At the time of validation in 2007, there was no requirement for the university to work only with accredited institutions. However, in July 2008 the QAA advised U.K. institutions they should not form collaborative relationships with institutions not accredited in their home country. This prompted the university to begin to question their collaborative relationship with Trinity. Although Trinity successfully completed the validation process in order to achieve validation, in November 2008 the university cut ties with Trinity.

=== Higher Learning Commission candidacy ===
In 2004, Trinity was granted candidacy status with the Higher Learning Commission of the North Central Association of Colleges and Schools. The institution provided a self-study report, hosted a team of North Central Association evaluators for a site visit, and expected a second campus visit in autumn 2006. However, Trinity resigned from candidacy status effective October 20, 2006. This choice was made after the HLC continually went back and forth on Trinity, costing multiple thousands of dollars each year.

=== Distance Education Accrediting Commission candidacy ===
In 2008, Trinity applied for accreditation with the Distance Education Training Council (DETC), which is recognized by the CHEA and the United States Department of Education (USDE). On October 7, 2011, DETC denied initial accreditation to Trinity citing Trinity's "failure to demonstrate compliance with Standard IX (Financial Responsibility)" as the reason for DETC's denial. Trinity did not appeal DETC's decision, but disagreed with the DETC commissioners' decision, noting the demonstrated confidence of Trinity's banking institution.
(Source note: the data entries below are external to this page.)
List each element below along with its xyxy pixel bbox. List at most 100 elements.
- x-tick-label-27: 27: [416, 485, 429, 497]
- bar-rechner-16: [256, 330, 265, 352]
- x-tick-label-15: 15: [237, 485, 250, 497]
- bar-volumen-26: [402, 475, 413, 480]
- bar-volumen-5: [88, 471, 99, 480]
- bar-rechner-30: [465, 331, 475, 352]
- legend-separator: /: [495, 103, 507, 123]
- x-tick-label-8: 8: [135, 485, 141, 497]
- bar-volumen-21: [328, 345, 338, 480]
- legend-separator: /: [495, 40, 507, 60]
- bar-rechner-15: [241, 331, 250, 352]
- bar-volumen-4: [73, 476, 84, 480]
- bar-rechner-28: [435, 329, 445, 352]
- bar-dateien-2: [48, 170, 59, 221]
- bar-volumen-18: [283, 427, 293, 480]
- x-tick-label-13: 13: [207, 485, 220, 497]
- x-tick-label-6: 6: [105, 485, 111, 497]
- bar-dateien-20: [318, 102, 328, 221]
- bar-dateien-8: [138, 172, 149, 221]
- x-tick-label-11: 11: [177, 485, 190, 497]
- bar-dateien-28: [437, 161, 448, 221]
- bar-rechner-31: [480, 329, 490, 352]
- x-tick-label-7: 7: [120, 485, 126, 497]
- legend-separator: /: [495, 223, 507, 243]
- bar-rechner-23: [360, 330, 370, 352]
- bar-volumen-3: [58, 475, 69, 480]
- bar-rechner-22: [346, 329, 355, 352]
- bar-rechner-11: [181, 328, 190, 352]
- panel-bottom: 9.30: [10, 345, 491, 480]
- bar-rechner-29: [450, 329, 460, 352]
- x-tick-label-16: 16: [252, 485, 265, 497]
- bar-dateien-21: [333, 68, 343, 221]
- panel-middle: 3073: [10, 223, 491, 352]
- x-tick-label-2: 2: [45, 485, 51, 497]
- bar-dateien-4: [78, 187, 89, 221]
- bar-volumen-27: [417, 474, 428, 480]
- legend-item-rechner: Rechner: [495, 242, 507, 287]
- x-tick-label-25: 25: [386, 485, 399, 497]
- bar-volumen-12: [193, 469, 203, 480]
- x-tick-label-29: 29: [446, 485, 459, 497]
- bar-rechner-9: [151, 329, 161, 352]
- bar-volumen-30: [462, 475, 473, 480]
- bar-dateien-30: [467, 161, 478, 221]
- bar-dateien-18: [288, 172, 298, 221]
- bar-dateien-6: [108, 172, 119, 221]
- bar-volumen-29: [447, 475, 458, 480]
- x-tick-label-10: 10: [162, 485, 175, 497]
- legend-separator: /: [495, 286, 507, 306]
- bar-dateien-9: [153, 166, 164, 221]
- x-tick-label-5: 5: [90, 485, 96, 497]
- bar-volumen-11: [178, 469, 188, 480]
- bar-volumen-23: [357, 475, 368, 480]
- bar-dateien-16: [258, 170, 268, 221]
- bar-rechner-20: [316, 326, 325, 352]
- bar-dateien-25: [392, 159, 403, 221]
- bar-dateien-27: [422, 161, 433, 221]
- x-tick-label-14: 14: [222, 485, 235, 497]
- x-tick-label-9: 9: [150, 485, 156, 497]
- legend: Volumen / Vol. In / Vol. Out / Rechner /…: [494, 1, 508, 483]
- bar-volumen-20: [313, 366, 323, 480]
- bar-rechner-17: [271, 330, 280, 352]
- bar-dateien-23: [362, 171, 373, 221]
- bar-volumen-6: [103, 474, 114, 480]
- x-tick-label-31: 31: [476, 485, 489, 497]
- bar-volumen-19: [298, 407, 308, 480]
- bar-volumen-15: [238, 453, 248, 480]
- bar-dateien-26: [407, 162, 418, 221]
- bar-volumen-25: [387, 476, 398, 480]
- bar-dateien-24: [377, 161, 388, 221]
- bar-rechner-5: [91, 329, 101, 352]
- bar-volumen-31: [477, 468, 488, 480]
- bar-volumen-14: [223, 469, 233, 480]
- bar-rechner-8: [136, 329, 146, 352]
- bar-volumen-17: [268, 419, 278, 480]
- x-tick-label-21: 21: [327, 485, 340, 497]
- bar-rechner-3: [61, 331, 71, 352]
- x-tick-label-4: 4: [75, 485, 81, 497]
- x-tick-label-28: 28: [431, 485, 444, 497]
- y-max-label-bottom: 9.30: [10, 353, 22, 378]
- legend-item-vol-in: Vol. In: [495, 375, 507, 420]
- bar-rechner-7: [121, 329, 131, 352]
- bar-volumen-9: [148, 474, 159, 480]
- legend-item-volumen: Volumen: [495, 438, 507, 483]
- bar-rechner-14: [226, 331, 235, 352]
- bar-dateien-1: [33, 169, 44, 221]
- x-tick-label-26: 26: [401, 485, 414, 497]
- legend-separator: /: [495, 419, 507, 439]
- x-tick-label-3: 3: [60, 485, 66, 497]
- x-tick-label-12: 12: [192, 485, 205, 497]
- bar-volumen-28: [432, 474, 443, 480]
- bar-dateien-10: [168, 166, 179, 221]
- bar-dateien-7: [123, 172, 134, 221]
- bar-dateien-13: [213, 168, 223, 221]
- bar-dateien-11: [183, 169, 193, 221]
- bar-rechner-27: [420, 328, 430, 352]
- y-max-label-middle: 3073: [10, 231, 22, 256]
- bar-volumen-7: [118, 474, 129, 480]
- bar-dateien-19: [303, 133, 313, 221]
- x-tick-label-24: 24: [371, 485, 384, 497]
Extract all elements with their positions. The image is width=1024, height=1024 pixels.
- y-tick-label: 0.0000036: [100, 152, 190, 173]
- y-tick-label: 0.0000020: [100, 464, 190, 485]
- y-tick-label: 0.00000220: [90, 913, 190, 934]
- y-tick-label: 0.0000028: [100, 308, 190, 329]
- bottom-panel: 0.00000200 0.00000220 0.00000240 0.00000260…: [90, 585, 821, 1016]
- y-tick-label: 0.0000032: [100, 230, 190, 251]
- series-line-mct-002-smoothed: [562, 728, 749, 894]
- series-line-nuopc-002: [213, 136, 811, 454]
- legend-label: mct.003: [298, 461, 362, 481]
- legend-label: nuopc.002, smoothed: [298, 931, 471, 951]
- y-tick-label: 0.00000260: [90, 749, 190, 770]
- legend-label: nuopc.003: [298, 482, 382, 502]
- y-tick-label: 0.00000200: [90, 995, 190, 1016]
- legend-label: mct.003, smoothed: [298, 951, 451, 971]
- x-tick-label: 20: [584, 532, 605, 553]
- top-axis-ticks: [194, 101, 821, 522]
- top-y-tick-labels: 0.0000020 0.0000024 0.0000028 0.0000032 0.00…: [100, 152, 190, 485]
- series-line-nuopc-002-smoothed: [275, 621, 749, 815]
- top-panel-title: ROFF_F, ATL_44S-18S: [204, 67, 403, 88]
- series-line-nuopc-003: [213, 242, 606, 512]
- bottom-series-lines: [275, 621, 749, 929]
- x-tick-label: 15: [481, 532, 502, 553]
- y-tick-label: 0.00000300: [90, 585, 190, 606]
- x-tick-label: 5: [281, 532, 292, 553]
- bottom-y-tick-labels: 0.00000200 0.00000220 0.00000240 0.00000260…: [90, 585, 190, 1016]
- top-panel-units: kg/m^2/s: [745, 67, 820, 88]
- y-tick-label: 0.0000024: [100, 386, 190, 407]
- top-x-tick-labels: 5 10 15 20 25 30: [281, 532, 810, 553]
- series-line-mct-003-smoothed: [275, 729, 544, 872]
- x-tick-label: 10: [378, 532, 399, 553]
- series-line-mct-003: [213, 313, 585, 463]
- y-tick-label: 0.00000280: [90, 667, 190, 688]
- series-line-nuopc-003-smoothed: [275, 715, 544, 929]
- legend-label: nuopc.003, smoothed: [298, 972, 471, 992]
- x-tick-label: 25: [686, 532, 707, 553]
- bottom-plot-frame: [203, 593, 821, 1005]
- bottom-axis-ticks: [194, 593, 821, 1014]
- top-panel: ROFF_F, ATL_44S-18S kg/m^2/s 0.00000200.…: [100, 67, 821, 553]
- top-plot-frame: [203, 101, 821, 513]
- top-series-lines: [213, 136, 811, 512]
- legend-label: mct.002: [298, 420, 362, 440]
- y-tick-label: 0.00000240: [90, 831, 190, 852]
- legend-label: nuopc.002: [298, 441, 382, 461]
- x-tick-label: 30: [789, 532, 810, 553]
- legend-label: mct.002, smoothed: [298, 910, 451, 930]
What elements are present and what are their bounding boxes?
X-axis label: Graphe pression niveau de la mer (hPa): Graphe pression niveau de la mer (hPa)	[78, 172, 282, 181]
Trinity's comments also noted that it had complied with all other requirements, including all academic standards, for DETC accreditation and that Trinity would continue seeking accreditation.

Trinity is not accredited by any regional or national accrediting agency.

Trinity has articulation agreements with Calvary University in Missouri and the B.H. Carroll Theological Institute of Texas.

==Notable faculty==

- John Warwick Montgomery was Professor of Apologetics and vice-president for Academic Affairs, UK and Europe.
- Stephen Olford was Professor of Expository Preaching and Sermon Development until his death in 2004.

==Notable alumni==

- Kim Hammer - Republican member of the Arkansas House of Representatives; hospice chaplain in Benton, Arkansas
- Sam Seamans - Bishop, Reformed Episcopal Church.
- Larry D. Soderquist - author and law professor at Vanderbilt University Law School, director at Corporate and Securities Law Institute from 1993 to 2005.
- Skip Heitzig - founder and senior pastor of Calvary of Albuquerque, a Calvary Chapel fellowship located in Albuquerque, New Mexico.